Bootcamp Mastery: When Should I Go to a Coding Bootcamp?
Don’t start your programming education at a bootcamp.
The early days of coding are so confusing that you’ll waste too much time on basics.
Spend a few months learning basic stuff on your own. Get decent. Earnestly write many small, crappy programs. When you’re fluent in the basics of a language, then consider a bootcamp.
Bootcamps are like a finishing school.
A good bootcamp will teach you a specific tech stack (a combination of technologies). Fluency in a stack will supercharge your productivity as a coder and make it easy for you to build things that feel like real applications. But you should know the basics first, so you aren’t confused by what’s going on in the stack.
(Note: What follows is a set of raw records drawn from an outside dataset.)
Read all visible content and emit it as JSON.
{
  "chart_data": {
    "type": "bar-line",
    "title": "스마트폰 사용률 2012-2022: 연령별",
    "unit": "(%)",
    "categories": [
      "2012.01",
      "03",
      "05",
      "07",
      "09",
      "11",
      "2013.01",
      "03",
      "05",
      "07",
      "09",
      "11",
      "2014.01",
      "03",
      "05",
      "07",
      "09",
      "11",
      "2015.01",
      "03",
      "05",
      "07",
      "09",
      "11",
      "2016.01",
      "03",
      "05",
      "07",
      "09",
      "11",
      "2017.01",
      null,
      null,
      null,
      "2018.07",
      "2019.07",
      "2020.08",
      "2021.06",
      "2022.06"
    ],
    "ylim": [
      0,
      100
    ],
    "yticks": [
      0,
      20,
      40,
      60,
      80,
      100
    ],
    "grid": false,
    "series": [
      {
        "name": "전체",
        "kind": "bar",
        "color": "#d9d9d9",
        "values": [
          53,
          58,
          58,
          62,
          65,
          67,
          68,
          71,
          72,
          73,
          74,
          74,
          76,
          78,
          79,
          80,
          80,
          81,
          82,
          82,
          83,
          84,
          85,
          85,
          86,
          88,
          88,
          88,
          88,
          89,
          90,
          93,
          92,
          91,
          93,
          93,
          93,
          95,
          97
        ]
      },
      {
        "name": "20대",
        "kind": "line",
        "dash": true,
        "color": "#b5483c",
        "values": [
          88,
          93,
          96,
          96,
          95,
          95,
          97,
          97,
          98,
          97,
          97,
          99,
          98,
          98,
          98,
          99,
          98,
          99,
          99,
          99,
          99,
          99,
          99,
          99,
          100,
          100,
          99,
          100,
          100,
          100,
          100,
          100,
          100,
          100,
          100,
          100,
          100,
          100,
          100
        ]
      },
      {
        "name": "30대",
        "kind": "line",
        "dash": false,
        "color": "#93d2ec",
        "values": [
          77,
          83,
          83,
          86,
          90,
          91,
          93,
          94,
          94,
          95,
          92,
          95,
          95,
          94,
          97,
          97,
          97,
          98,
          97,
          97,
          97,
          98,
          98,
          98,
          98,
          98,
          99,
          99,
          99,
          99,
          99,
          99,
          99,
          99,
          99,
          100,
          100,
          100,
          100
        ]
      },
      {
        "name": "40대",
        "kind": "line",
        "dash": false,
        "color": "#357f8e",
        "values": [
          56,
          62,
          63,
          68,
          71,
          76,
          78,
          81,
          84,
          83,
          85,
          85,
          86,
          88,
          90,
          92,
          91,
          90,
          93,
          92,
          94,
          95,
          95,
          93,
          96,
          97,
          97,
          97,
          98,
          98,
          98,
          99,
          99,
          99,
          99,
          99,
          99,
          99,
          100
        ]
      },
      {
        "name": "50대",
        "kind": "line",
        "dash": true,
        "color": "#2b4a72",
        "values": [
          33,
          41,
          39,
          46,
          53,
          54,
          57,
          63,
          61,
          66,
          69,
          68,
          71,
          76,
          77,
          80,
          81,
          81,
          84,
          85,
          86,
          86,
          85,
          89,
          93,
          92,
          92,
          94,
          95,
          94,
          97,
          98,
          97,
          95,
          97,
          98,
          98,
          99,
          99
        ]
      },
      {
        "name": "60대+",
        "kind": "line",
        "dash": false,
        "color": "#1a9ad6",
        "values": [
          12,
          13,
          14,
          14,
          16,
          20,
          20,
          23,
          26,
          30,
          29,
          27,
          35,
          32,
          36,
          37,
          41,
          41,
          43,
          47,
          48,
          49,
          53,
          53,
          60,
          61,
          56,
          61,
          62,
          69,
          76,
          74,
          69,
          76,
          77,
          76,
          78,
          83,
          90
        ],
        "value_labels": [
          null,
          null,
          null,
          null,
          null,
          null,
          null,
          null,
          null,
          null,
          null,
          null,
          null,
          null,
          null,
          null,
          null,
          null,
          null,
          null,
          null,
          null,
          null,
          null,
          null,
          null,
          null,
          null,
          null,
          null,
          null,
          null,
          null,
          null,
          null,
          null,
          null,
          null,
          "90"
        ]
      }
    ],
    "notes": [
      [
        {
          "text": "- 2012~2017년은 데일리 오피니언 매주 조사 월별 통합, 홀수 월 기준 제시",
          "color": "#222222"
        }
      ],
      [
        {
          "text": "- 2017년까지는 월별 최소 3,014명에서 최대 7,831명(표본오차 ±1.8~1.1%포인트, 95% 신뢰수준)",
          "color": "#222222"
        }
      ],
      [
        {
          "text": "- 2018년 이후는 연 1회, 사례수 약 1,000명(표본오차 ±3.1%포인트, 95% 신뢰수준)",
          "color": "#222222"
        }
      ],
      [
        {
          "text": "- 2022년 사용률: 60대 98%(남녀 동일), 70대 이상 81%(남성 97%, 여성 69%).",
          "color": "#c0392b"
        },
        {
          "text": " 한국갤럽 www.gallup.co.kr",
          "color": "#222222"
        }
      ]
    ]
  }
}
A good bootcamp will also help you overcome your confusion around the more arcane issues of learning to code (Closure? Lexical scope? Recursion?).
The higher-ranked bootcamps won’t accept you unless you’re decent already, so these will naturally be like a finishing school. Your peers will be stronger if you go to a place that doesn’t start at the very beginning.
If you start at a bootcamp, you’ll likely have weaker peers who can’t teach you as much. Many of the people I worked with at Fullstack had CS degrees or had worked for a few years as a developer, but were looking to update their skills or move into web development.
Don’t start at a bootcamp. Treat it as the finishing school for your self-study.